I was pleased to learn that there was to be a bonus session for beginners at CF24 on submissions. I’m glad that the first 4 classes in the course don’t really touch on submissions because I realise that before you can submit someone, you need to have progressed through the stages to a position where you can comfortably apply the submission.
The class looked at two overarching types of submission: joint locks and chokes/strangles.
Broadly speaking, within joint locks you have another subset: rotations and extensions. The simplest examples that come to mind Americana and Kimura (rotation) and arm bar (extension).
Submissions rely on the principles of ‘anchor points’ and ‘levers’. With regards to the americana, the anchor point, I think, would be your grip on their wrist while the lever is your arm that raises the elbow off the ground.
The key points that make an Americana successful is as follows:
- Keep your elbows pinched in together and your weight on your opponent to isolate the area you are attacking and prevent them rolling into the direction you are attacking
- Rev your hands to turn the opponent’s wrist away from you and to create a ‘table’ under their upper arm
- ‘Paint’ the floor with their hand as your bring it down towards their hip
- At the end of this movement, if your opponent is flexible, lift the elbow to finish the move
When trying to execute the Americana, your opponent may try to resist by bringing their hand low, towards their hips. Because their arm is the lever by which you rotate the shoulder joint, if they straighten their arm as they move to a safer position, you have lost this lever. Fortunately for you, a straight arm can be capitalised on with an arm bar.
- As your opponent’s arm straightens, walk your elbows up a little, towards the wrist
- Rev your wrists, just as you do with the Americana, to create a strong point of anchorage
- Hyperextend the arm at the elbow joint to finish the attack
We drilled both the Americana and the arm bar in a reactive way. This helped me to connect the two and means that should I attempt either in rolling, I’ll have a plan B already in mind.
Chokes and Strangles
As with the joint locks, the ‘chokes’ can be divided into two subsets:
- Chokes – attacking the airway
- Strangles – attacking the blood pathways in the neck
The Rear Naked
So it seems the rear naked isn’t a choke after all; it’s a strangle.
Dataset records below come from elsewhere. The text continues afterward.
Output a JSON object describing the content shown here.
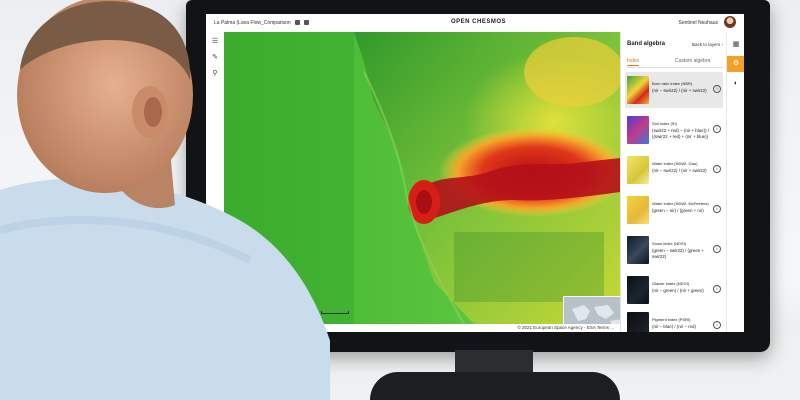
{
  "app": {
    "project_title": "La Palma (Lava Flow_Comparison",
    "brand": "OPEN CHESMOS",
    "user_name": "Sentinel Neuhaus"
  },
  "map": {
    "coordinates": "32°52'46\", 17.88840",
    "scale_label": "0.5 km",
    "attribution": "© 2021 European Space Agency - ESA Terms ...",
    "zoom_in": "+",
    "zoom_out": "−"
  },
  "panel": {
    "title": "Band algebra",
    "back_label": "Back to layers",
    "tabs": [
      {
        "label": "Index",
        "active": true
      },
      {
        "label": "Custom algebra",
        "active": false
      }
    ],
    "indices": [
      {
        "name": "Burn ratio index (NBR)",
        "formula": "(nir − swir22) / (nir + swir22)",
        "selected": true
      },
      {
        "name": "Soil index (SI)",
        "formula": "(swir22 + red) − (nir + blue)) / ((swir22 + red) + (nir + blue))",
        "selected": false
      },
      {
        "name": "Water index (NDWI, Gao)",
        "formula": "(nir − swir22) / (nir + swir22)",
        "selected": false
      },
      {
        "name": "Water index (NDWI, McFeeters)",
        "formula": "(green − nir) / (green + nir)",
        "selected": false
      },
      {
        "name": "Snow index (NDSI)",
        "formula": "(green − swir22) / (green + swir22)",
        "selected": false
      },
      {
        "name": "Glacier index (NDGI)",
        "formula": "(nir − green) / (nir + green)",
        "selected": false
      },
      {
        "name": "Pigment index (PSRI)",
        "formula": "(nir − blue) / (nir − red)",
        "selected": false
      }
    ],
    "info_glyph": "i"
  },
  "icons": {
    "left_tools": [
      "layers-icon",
      "pin-icon",
      "filter-icon"
    ],
    "right_tools": [
      "layers-icon",
      "band-algebra-icon",
      "contrast-icon"
    ]
  },
  "colors": {
    "accent": "#f0a326",
    "tab_active": "#e07a1f"
  }
}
I felt fairly comfortable with this technique as it’s one I’d known for quite a while. The points I picked up on in class were:
- The anchor point is your elbow under their chin and end of the lever is your hand behind their head
- You’re cutting off the blood supply on either side of the neck, if someone gets a hand or their chin stuck, you can still complete the submission
- Squeeze the elbows together and down to finish the technique
One thing that wasn’t mentioned that I’ve kept in mind is that the arm that goes behind the head can be ‘snaked’ in to ensure it doesn’t get taken by your opponent for an arm bar. It also means that you don’t need to make space between your chest and the back of their head.
The Short Choke
I wasn’t familiar with the short choke until yesterday’s class. This really is a choke and not a strangle as it attacks the windpipe.
- Create an anchor point on the shoulder with your hand – don’t let it go too deep
- Your forearm is the lever with which you apply the choke
- Roll your shoulder into your opponent to push their head forward into the choke
We drilled using the short choke as a reaction to someone defending against the RNC by pulling on your hand. We also then drilled reverting back to the RNC if your opponent defends against the short choke by pulling on your elbow.